Modern Day Aid for Addiction
Opioid addiction has steadily risen over the years, with the majority of the blame being placed on pain killers such as Vicodin, Oxycontin, and fentanyl. These prescription medications, along with heroin, can be addictive and deadly when mixed with alcohol or taken excessively. Just within the last year, 64,000 Americans died from a drug overdose, over 10,000 more than 2015.
The opioid epidemic has affected every community and racial group within the United States. However, due to the increased prevalence it has within the average suburban neighborhood, suddenly those who suffer with an opioid addiction have more political clout. White suburbia is facing a drug problem, and politicians and local law enforcement officials are willing to step up and help, and potentially win their votes. Instead of placing addicts behind bars, they fund treatment centers, promote addiction counseling, and work to provide safe places for addicts to receive drugs under medical supervision.
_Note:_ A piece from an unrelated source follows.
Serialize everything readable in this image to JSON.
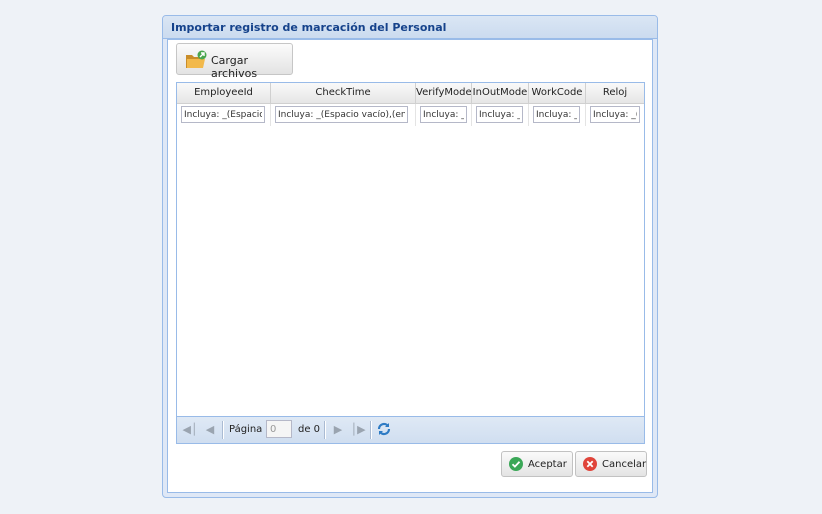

Unfortunately, the racial double standard is hard to hide after years of over-criminalizing black men and women who possess marijuana or suffer from addiction from other drugs.
But what can be done to potentially reverse the work of over a century of biased laws and stereotypes? Racism surely hasn’t ended in 2017, and it won’t for some time. Under Trump, we may even be taking another five steps farther back from progress.
This isn’t meant to overshadow the steps that have been taken to help those in need. Recognizing addiction as a mental illness issue can have a major impact on public perception, potentially leading to a more empathetic future for everyone who suffers from addiction. Already, marijuana is being considered as a treatment option for opioid addicts, but is finding staunch rebuttal from A.G. Jeff Sessions and other Republican leaders. After all the years of portraying marijuana users as criminal people of color, it’s nearly impossible for our white supremacist national leaders to let go of this old image.
Until all racial groups are treated equally under the law, prisons will continue to be filled with people of color, and addiction treatment centers will remain a luxury for white, suburban America.